In the past, patients who came in to see their doctor adamantly told nurses no when asked if they wished to receive a flu vaccine, but this year, Curcio said, “numbers-wise — we’ve probably seen something around a 20% to 25% increase depending on the office, which is reassuring in some ways because people are taking this seriously. We know a nasty flu season on top of our COVID situation would be a disaster so it’s good to see that so many people have taken that step to actually go and get their flu shots this year.”

There were large numbers of people that ended up getting COVID and the flu at the same time in China, “and we know they did significantly worse than people who normally would just have the flu or even just have COVID,” Curcio added as he detailed how a bad flu season could potentially disrupt testing and care.

“There’s definitely potential for a public health impact this year. We saw in the beginning of this pandemic when we didn’t have enough testing and people who were sick were unable to get tests,” he said. “Even now, we see that when there’s flare-ups that all of a sudden it takes — instead of one day to get your results — it’s now two or three days because we outpaced the testing capacity.
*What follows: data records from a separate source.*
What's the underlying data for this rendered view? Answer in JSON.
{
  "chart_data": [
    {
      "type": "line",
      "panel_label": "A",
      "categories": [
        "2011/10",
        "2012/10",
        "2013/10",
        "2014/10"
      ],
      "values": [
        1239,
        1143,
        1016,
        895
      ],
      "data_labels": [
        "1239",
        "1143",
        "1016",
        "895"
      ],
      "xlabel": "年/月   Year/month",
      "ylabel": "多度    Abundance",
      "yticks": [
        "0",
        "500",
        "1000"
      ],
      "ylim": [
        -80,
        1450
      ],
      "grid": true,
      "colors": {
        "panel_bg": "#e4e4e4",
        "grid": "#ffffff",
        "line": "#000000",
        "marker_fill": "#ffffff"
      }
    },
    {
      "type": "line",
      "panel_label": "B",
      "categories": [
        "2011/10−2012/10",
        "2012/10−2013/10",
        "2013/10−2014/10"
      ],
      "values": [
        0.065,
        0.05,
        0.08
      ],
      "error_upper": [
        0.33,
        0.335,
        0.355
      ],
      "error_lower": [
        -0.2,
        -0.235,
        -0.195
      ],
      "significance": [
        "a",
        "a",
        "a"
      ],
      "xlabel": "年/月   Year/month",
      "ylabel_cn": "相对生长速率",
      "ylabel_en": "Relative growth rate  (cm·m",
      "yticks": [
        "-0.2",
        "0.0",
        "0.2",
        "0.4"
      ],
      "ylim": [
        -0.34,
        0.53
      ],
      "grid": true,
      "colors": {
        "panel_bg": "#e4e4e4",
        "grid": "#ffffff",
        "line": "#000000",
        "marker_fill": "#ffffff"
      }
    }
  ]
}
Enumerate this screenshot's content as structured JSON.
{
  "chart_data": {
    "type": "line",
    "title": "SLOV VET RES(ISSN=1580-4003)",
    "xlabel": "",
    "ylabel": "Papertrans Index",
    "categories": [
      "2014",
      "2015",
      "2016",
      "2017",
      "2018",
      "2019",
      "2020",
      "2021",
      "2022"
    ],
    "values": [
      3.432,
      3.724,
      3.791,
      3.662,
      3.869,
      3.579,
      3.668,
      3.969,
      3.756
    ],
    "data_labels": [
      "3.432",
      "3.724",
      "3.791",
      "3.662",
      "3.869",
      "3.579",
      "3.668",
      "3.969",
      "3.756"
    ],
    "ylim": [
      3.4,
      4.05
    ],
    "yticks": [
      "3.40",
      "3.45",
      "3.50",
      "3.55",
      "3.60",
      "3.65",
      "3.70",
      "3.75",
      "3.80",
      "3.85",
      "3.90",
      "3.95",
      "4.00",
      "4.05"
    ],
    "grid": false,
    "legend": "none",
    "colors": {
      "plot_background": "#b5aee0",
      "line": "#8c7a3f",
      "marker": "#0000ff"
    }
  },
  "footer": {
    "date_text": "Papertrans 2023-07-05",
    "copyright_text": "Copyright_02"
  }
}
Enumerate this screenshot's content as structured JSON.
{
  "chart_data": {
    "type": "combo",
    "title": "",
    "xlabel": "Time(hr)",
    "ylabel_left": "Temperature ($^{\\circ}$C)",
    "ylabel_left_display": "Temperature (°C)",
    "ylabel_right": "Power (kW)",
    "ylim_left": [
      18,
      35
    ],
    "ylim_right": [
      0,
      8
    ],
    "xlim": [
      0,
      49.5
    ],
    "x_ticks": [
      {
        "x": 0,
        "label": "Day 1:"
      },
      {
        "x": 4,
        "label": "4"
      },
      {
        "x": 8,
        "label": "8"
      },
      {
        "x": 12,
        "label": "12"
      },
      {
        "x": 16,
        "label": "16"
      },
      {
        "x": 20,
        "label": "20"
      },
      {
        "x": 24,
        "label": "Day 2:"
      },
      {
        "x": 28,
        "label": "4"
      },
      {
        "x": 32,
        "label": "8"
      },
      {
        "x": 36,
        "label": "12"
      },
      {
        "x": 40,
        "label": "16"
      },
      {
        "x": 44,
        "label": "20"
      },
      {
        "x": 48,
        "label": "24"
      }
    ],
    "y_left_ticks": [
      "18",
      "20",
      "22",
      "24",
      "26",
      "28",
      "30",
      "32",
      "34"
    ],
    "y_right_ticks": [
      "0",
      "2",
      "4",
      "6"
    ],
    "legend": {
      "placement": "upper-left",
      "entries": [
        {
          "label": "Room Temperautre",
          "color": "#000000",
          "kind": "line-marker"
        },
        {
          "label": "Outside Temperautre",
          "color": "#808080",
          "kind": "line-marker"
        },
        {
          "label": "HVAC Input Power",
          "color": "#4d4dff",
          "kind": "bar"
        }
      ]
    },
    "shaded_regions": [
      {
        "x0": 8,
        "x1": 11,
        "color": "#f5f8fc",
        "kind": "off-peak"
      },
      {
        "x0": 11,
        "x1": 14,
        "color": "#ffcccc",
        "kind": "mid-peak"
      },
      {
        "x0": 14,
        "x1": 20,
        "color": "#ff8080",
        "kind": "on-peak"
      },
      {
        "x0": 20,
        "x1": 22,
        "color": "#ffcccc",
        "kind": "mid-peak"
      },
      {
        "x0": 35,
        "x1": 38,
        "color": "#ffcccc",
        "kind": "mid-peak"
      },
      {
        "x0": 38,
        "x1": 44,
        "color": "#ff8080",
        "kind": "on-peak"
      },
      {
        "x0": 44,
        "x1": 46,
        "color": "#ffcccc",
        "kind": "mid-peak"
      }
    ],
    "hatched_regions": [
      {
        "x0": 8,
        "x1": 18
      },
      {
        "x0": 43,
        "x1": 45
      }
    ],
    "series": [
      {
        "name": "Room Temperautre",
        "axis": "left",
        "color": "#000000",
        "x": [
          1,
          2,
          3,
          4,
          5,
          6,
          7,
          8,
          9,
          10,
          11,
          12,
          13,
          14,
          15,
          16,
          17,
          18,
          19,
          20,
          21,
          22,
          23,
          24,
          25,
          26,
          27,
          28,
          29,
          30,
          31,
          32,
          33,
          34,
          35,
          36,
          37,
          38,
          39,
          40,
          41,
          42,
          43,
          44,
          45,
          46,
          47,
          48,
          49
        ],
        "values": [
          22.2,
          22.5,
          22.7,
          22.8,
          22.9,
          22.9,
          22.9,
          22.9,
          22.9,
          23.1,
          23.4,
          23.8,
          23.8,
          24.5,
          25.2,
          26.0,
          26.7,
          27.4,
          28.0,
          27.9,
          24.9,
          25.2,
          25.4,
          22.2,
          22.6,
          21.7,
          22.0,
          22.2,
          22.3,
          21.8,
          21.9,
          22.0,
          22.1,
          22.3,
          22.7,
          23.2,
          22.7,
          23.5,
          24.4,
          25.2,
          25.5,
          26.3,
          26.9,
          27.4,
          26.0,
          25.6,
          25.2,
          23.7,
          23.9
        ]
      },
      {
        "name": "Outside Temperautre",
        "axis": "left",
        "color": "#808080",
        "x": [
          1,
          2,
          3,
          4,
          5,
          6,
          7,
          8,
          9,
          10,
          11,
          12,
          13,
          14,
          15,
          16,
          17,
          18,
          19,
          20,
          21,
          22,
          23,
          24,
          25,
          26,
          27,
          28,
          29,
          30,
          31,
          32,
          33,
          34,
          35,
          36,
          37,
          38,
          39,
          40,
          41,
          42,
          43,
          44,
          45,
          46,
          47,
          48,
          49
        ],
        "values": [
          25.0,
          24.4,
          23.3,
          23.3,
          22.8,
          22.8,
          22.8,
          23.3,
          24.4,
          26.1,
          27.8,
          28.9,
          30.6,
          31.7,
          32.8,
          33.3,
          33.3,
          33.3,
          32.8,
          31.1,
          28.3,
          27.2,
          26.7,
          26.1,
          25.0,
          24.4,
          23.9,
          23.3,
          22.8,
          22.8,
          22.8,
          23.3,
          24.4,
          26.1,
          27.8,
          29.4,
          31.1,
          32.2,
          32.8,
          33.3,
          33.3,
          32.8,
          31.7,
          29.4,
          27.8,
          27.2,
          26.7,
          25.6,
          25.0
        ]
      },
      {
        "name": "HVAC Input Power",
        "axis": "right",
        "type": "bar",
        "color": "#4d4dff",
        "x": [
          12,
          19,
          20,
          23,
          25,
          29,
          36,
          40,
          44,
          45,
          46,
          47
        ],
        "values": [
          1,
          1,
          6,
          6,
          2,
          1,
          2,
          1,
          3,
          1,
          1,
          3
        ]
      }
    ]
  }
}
So, if we get a nasty flu season on top of the COVID pandemic, as a county, we’d definitely exceed our ability to test everyone as quickly as they should get tested, so a bad flu season on top of everything else is just kind of a recipe for disaster.”

There are personal reasons to do it if you wish to keep yourself and your family safe, but there is also the public health benefit too, Curcio said, “because we need to do everything we can to not have other illnesses on top of this.”

The doctor said he believes health offices are one of the safest places you can be, “so I definitely would encourage anyone to come in who hasn’t had their flu shot yet to get it here, get it at their local pharmacy, get it anywhere, but it is important to get some shots somewhere.”

Technically, doctors consider flu season as the period from November to April but Curcio said Santa Monica hasn’t seen too many cases yet, luckily. “But what I will say is the last couple of years flu season has been getting later and later… Lately, it’s been peaking in February-March and, two years ago, we were still seeing cases in May or June. Last year wasn’t quite that way, but at this point, I recommend people get it as soon as they can just because we are technically into flu season here.”